В то же время осмотр фрески не должен ограничиваться отдельными фигурами. То, что дает на ней Рафаэль в смысле мотивов движения, — лишь второстепенные достижения рядом с мастерством, с которым осуществляется сплачивание фигур в группы. Во всем более раннем искусстве нет ничего, что можно было бы хоть как-то сопоставить с этими многочленными системами. В группе геометра разрешается проблема, за которую и вообще брались немногие: пять человек, уставившихся в одну точку[64], все совершенно отчетливо проработанные, совершенно «чистые» в линиях, и каким же богатством поворотов они наделены! И противолежащая ей, задуманная еще большей группа: то, как дополняют здесь друг друга разнообразные движения, как многие фигуры приводятся в необходимое соответствие, как они соединяются в многоголосом хоре, где все выглядит само собой разумеющимся, — все это высочайшие достижения. Рассматривая построение в целом, начинаешь понимать, какова в этой компании роль стоящего позади всех юноши: в нем предполагали портрет какого-то государя, на мой же взгляд, формальная его роль — не что иное, как задание необходимой вертикали в клубке изогнутых линий.
Как и на «Диспута», все богатство выдвинуто здесь вперед. Сзади, на платформе — целый лес вертикальных фигур, спереди же, где фигуры крупные — изогнутые линии и усложненные сочетания.

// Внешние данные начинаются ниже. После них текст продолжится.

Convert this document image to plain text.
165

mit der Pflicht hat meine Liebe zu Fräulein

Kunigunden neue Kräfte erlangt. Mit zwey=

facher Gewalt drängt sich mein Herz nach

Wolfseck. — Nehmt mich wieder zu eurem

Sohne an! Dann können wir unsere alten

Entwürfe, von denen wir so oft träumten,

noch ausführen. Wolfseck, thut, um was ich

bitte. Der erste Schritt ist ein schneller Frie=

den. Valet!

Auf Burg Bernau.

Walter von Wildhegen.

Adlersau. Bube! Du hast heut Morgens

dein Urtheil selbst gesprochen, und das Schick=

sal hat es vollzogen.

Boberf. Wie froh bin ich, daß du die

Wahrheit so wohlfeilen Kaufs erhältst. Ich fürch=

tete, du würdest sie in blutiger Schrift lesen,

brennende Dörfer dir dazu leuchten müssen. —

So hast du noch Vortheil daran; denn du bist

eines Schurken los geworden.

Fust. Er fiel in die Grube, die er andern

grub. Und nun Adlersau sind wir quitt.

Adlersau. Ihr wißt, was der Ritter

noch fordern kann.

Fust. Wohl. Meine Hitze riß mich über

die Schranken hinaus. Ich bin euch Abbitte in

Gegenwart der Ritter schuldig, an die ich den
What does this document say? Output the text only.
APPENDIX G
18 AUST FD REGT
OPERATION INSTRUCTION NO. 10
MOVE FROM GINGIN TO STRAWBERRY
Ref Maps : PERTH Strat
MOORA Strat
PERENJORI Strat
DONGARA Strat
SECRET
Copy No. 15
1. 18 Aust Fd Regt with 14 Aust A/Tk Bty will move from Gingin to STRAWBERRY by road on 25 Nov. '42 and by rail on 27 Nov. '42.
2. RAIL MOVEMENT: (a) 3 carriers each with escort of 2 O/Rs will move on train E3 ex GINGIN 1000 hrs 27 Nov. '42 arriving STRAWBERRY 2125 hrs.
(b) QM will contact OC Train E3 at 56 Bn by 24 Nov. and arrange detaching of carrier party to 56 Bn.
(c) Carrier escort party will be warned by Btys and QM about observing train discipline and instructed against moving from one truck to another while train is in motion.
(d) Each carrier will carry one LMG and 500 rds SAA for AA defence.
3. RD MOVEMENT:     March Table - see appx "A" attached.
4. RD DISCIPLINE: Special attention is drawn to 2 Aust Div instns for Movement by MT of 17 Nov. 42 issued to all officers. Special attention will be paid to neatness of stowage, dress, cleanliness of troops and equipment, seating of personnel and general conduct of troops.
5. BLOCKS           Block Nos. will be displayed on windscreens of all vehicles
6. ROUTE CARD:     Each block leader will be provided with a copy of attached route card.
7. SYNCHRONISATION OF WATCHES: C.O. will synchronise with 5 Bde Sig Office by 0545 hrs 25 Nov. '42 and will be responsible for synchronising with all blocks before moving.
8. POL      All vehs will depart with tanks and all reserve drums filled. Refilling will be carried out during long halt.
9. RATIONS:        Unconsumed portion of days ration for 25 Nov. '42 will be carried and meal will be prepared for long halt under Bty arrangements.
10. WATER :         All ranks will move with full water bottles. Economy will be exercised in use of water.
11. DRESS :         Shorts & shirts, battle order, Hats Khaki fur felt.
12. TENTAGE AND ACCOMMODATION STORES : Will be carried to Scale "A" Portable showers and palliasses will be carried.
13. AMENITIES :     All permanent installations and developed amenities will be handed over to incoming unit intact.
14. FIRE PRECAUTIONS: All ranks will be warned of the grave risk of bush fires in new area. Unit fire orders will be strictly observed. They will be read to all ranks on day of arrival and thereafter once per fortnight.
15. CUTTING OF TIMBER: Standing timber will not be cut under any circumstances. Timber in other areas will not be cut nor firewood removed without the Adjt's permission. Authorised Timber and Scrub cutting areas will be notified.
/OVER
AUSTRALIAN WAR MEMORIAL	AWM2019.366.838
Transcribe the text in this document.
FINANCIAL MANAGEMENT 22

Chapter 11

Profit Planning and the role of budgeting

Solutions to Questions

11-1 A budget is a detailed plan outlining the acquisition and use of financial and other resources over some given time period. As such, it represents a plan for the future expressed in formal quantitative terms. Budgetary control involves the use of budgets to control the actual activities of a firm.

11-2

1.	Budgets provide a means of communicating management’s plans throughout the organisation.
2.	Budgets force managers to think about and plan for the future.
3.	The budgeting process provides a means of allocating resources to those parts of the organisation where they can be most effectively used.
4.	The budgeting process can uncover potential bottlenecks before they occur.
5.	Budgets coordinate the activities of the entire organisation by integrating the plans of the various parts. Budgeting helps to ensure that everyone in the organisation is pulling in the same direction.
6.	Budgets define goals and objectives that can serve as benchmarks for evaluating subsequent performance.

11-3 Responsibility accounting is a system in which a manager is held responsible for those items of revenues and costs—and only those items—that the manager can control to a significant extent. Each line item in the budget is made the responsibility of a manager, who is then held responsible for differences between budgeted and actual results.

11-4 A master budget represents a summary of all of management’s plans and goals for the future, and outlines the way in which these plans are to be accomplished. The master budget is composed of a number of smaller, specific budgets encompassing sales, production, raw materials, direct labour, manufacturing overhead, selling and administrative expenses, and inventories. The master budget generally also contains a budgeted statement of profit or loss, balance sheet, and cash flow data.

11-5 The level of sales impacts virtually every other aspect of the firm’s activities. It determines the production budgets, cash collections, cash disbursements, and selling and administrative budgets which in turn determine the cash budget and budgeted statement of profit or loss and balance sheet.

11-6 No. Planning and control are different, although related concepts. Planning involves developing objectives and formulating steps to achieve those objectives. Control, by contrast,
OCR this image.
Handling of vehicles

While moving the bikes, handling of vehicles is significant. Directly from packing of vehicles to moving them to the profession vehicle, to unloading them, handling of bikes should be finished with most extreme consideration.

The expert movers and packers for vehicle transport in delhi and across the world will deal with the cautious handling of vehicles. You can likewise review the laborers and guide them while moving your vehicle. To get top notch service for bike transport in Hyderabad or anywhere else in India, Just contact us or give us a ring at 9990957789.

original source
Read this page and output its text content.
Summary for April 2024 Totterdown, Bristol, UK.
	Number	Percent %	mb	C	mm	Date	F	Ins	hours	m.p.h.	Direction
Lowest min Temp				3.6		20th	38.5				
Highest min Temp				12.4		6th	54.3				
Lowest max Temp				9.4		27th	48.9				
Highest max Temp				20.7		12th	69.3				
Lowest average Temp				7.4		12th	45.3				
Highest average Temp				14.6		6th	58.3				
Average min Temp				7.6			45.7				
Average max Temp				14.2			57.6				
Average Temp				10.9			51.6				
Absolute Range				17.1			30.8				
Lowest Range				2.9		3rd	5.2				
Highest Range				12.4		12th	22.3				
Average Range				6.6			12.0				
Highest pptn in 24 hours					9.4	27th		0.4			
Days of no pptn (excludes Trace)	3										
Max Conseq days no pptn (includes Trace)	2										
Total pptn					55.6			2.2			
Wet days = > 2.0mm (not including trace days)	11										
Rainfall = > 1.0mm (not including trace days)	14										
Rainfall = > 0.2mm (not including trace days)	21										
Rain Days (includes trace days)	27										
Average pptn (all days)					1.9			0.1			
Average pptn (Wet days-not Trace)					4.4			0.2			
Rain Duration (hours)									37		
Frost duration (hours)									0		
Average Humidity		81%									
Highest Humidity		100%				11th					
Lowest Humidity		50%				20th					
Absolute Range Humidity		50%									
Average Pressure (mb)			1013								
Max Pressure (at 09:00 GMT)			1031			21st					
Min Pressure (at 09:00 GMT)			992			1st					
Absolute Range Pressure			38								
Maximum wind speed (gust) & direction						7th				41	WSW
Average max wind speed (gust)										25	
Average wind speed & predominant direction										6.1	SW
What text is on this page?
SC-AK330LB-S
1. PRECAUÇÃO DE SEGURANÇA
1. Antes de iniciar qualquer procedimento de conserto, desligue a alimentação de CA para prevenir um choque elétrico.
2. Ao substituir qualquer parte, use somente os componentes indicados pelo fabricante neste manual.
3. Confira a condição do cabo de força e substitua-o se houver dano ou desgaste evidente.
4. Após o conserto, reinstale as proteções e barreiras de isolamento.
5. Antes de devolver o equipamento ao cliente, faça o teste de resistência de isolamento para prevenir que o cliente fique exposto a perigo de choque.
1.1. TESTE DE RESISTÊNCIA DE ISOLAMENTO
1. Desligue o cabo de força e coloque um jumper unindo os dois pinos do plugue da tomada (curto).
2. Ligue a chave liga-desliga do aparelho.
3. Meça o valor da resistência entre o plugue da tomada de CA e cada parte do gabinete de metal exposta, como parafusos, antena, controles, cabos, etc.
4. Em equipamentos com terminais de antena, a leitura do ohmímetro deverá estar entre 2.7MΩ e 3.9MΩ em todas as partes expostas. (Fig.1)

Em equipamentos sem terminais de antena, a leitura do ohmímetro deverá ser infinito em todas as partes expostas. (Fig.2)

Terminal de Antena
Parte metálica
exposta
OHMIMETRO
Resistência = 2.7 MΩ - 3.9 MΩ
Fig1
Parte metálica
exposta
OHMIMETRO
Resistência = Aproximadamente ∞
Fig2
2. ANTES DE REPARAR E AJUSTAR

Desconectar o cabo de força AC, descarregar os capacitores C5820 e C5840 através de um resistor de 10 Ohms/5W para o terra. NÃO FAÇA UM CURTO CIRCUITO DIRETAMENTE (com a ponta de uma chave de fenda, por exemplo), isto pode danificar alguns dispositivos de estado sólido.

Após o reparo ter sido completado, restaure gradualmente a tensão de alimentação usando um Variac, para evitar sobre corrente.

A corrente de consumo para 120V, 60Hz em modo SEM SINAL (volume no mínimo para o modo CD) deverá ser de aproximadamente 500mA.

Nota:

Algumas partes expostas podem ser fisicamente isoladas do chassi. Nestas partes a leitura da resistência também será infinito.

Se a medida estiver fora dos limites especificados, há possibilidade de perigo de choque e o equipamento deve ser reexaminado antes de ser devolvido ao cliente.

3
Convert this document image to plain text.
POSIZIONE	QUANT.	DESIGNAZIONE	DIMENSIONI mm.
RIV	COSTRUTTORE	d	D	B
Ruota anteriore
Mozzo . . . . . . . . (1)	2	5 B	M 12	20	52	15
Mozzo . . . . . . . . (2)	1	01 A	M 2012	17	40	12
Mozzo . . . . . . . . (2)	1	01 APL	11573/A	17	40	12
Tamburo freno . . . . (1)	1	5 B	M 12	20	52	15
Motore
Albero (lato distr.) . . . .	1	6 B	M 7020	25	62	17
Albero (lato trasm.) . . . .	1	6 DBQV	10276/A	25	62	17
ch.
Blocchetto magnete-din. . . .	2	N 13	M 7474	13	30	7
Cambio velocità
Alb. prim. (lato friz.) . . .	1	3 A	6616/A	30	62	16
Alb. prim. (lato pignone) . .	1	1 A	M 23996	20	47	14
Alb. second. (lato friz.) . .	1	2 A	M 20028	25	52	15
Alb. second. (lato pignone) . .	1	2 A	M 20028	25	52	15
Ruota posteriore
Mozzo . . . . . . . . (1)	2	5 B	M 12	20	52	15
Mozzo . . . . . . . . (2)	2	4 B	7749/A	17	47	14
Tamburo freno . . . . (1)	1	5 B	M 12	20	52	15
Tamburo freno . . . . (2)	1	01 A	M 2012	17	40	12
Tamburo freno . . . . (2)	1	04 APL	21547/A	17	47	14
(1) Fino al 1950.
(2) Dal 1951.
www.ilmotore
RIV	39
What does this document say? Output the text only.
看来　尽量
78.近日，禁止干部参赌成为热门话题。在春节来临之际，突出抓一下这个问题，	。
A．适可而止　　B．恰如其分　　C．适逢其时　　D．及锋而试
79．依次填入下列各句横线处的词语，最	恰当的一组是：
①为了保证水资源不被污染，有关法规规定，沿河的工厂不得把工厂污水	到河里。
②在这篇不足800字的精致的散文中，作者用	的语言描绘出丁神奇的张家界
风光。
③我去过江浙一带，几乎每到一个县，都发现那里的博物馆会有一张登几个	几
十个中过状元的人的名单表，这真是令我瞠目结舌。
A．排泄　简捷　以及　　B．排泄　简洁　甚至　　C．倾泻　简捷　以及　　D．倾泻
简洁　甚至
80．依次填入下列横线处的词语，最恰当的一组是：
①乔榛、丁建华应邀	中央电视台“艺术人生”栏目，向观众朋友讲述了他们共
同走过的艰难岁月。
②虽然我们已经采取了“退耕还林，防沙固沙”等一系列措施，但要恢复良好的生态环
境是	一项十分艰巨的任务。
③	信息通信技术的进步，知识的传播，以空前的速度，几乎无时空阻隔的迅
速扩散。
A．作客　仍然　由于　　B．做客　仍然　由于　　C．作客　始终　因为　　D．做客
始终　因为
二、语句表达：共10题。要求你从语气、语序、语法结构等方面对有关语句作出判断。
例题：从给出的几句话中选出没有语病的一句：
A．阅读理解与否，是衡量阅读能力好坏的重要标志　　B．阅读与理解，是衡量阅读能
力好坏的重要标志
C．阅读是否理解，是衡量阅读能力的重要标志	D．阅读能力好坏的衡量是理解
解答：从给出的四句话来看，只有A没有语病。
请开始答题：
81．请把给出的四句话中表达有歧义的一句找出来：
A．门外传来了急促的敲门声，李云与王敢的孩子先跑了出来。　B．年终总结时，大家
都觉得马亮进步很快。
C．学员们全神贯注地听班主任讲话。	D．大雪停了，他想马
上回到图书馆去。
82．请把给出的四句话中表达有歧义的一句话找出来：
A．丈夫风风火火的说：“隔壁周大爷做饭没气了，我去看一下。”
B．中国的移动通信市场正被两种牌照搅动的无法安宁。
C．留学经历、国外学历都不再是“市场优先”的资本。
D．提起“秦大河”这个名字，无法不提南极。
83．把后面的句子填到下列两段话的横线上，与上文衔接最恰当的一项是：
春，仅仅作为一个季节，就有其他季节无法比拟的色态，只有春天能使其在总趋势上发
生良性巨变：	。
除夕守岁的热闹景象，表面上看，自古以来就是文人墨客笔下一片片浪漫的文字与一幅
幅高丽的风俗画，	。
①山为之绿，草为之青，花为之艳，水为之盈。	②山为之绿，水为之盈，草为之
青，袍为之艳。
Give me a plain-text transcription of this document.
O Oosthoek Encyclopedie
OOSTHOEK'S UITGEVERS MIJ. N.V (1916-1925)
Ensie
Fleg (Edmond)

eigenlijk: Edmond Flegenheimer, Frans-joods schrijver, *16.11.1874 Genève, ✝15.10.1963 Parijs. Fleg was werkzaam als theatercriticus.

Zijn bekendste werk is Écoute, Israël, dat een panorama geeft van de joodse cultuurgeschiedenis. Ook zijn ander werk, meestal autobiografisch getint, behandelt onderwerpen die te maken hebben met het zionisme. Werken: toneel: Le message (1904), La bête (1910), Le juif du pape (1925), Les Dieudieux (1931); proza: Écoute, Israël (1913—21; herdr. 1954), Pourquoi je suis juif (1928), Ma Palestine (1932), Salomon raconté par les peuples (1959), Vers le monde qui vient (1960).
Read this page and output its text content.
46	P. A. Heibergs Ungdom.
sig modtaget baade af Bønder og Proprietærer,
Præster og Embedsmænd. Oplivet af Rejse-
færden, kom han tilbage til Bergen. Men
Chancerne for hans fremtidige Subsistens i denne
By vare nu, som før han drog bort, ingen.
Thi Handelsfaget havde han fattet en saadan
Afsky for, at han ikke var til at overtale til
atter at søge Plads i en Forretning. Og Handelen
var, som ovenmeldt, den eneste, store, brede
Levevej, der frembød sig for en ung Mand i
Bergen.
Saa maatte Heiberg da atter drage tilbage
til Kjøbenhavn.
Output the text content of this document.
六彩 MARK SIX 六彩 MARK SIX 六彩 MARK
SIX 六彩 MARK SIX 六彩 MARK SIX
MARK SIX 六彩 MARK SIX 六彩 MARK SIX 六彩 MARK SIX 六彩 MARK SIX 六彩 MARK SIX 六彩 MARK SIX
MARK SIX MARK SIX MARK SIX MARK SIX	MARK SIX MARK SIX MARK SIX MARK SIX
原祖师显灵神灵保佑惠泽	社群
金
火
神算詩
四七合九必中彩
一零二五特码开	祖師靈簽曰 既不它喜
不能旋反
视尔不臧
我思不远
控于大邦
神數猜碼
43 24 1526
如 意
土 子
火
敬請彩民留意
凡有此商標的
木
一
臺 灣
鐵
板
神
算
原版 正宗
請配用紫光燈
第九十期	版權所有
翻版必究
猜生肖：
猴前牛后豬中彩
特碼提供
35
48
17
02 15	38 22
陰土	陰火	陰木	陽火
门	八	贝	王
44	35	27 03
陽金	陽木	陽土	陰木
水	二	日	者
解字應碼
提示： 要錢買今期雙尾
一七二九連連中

Вокруг средних фигур все симметрично, но затем связанность ослабевает, и верхний объем несимметричным потоком, с одной стороны, устремляется вниз по лестнице, нарушая равновесие, что опять-таки компенсируется асимметрией групп на переднем плане.
Разумеется, замечательно то, как стоящие далеко позади, среди толпы Платон и Аристотель играют, тем не менее, роль центральных фигур, и это тем более непостижимо, когда начинаешь учитывать масштаб величин, который согласно избранному здесь абстрактному расчету уменьшается вдаль с неестественной стремительностью: Диоген на лестнице приобретает вдруг совершенно иные пропорции в сравнении с соседствующими фигурами переднего плана. Чудо объясняется тем, как используется здесь архитектура: спорящие философы стоят как раз на фоне просвета самой задней арки. Без этого нимба, находящего мощный отзвук в концентрических линиях ближних сводов, их фигуры затерялись бы. Мне вспоминается использование схожего мотива в «Тайной вечере» Леонардо. Уберите архитектонический момент — и вся композиция развалится.
Однако и само соотношение фигур и пространства воспринимается здесь совершенно по-новому. Высоко над головами людей пролегают громадные своды, и ровное, глубокое дыхание этих залов передается зрителю. Это дух, лежащий в основе замышленного Браманте нового собора св. Петра, а, по утверждению Вазари, Браманте принадлежала также идея архитектуры этой фрески.
«Диспута» и «Афинская школа» стали известны в Германии главным образом по гравюрам, ибо, даже поверхностная, гравюра все-таки передает мощное пространственное воздействие фресок лучше, чем любая фотография. В прошлом столетии серию по «Станца» из семи листов гравировал Вольпато; на протяжении поколений они становились сувенирами, которые путешественник привозил из Рима домой, и эти листы не следует недооценивать даже теперь, когда Келлер и Якоби взглянули на поставленную задачу другими глазами и принялись за нее иными средствами. Созданная в 1841 — 1856 гг. «Диспута» Йоз. Келлера уже в силу одних размеров листа оттеснила все созданное прежде на задний план, и в то время как Вольпато старался лишь передать конфигурацию в целом, произвольно усиливая при этом живописные эффекты, немец желал остаться верным оригиналу и пробиться своим резцом ко всем глубинам рафаэлевских характеристик. Ясно, солидно, контрастно, однако без живописного чутья расставляет он свои образы по плоскости, желая быть прежде всего четким в форме, и не заботится о том, чтобы сохранить на своем изображении красочную гармонию, в особенности светлый тон фрески. Как раз за это взялся Якоби. Его «Афинская школа» является результатом десятилетней работы (1872–1882). Непосвященному совершенно невдомек, как много надо было размышлять, чтобы найти для каждого цвета оригинала соответствующий тон медной пластины, воспроизвести мягкость живописи и остаться пространственно ясным в пределах светлой цветовой гаммы фрески. Гравюра явилась несравненным достижением. Возможно, однако, что входившее в намерения автора вообще уже выходит за границы, установленные в этом случае графическим искусствам, так что все еще отыскиваются любители, которые при таком значительном уменьшении оригинала находят более привлекательным упрощенное изображение того же Вольпато с его сравнительно элементарными линейными средствами, потому что по нему скорее можно восстановить что-то из монументальности впечатления.